One of the core goals of Kloudless is to provide that activity feed in a timely manner with very low latency or as little latency as possible given architectural restrictions around how each service makes that data available. For example, some services support webhooks. That’s just a way for the services we support, like Dropbox, to notify Kloudless of a change. Google notifies Kloudless that some data has changed that uses Google Drive, so that we can stay on top of those changes. Otherwise, if the Kloudless server needs to check for changes specifically, then we have to poll for changes.

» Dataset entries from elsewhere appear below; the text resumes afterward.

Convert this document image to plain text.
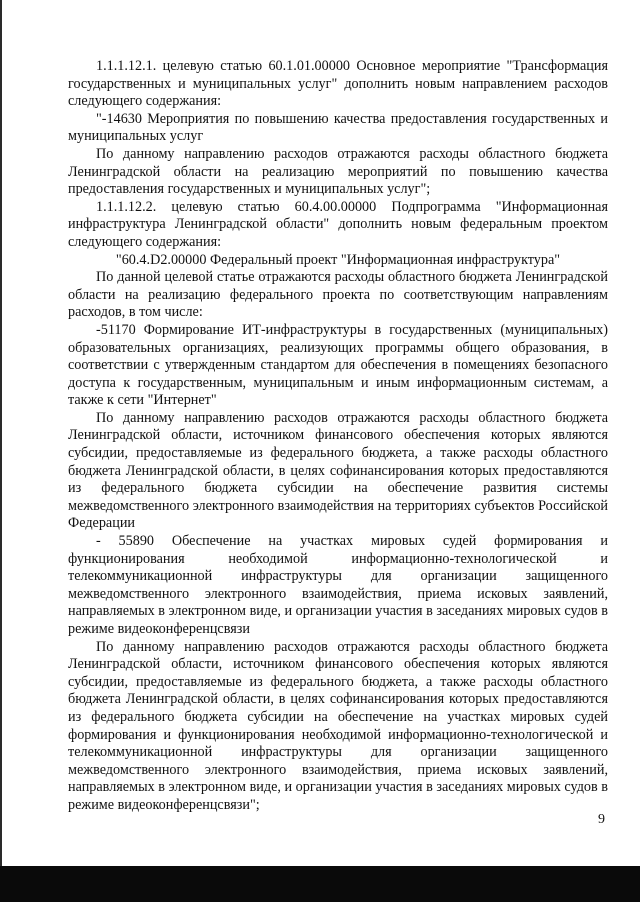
1.1.1.12.1. целевую статью 60.1.01.00000 Основное мероприятие "Трансформация государственных и муниципальных услуг" дополнить новым направлением расходов следующего содержания:

"-14630 Мероприятия по повышению качества предоставления государственных и муниципальных услуг

По данному направлению расходов отражаются расходы областного бюджета Ленинградской области на реализацию мероприятий по повышению качества предоставления государственных и муниципальных услуг";

1.1.1.12.2. целевую статью 60.4.00.00000 Подпрограмма "Информационная инфраструктура Ленинградской области" дополнить новым федеральным проектом следующего содержания:

"60.4.D2.00000 Федеральный проект "Информационная инфраструктура"

По данной целевой статье отражаются расходы областного бюджета Ленинградской области на реализацию федерального проекта по соответствующим направлениям расходов, в том числе:

-51170 Формирование ИТ-инфраструктуры в государственных (муниципальных) образовательных организациях, реализующих программы общего образования, в соответствии с утвержденным стандартом для обеспечения в помещениях безопасного доступа к государственным, муниципальным и иным информационным системам, а также к сети "Интернет"

По данному направлению расходов отражаются расходы областного бюджета Ленинградской области, источником финансового обеспечения которых являются субсидии, предоставляемые из федерального бюджета, а также расходы областного бюджета Ленинградской области, в целях софинансирования которых предоставляются из федерального бюджета субсидии на обеспечение развития системы межведомственного электронного взаимодействия на территориях субъектов Российской Федерации

- 55890 Обеспечение на участках мировых судей формирования и функционирования необходимой информационно-технологической и телекоммуникационной инфраструктуры для организации защищенного межведомственного электронного взаимодействия, приема исковых заявлений, направляемых в электронном виде, и организации участия в заседаниях мировых судов в режиме видеоконференцсвязи

По данному направлению расходов отражаются расходы областного бюджета Ленинградской области, источником финансового обеспечения которых являются субсидии, предоставляемые из федерального бюджета, а также расходы областного бюджета Ленинградской области, в целях софинансирования которых предоставляются из федерального бюджета субсидии на обеспечение на участках мировых судей формирования и функционирования необходимой информационно-технологической и телекоммуникационной инфраструктуры для организации защищенного межведомственного электронного взаимодействия, приема исковых заявлений, направляемых в электронном виде, и организации участия в заседаниях мировых судов в режиме видеоконференцсвязи";

9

Polling take up a lot more resources and in some cases we have to check the entire set of data for any changes and map it to our internal representation of some metadata around the state of the users account. We have those capabilities but for several systems we continue to get requests around improving the reliability and performance of this kind of activity monitoring. The core goal of Kloudless is to fill in the gaps where they exist in third-party systems that may not provide all of the features that the Kloudless API indicates as required for a certain capability.

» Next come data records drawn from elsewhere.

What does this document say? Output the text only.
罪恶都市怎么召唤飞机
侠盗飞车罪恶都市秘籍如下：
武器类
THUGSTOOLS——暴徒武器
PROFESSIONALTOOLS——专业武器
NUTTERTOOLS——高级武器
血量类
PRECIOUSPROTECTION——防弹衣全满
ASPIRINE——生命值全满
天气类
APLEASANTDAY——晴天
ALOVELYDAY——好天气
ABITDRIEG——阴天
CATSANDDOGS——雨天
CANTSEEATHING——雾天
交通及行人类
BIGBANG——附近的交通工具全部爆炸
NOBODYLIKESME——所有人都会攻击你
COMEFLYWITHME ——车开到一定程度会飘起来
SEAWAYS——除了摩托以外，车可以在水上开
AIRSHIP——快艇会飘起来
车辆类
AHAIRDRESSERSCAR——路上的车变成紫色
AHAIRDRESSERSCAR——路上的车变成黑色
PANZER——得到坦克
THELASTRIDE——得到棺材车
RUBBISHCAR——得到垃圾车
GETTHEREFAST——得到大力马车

When Kloudless takes steps to fill in the gaps, the level we are able to do so varies based on service. Thankfully we have a lot of experience at this point with the most popular services and frequently review how to improve this implementation. We’ll continue to do that in the new release of our activity monitoring API in the next couple of weeks.
Another major area of improvements is iterating on more connecters faster to improve our internal connector platform. We want to improve it to the point where we can integrate very quickly with apps. We’ve definitely improved on the speed at which we’re able to plug third-party APIs into our backend and we have the necessary building blocks to layer on the functionality Kloudless provides very quickly.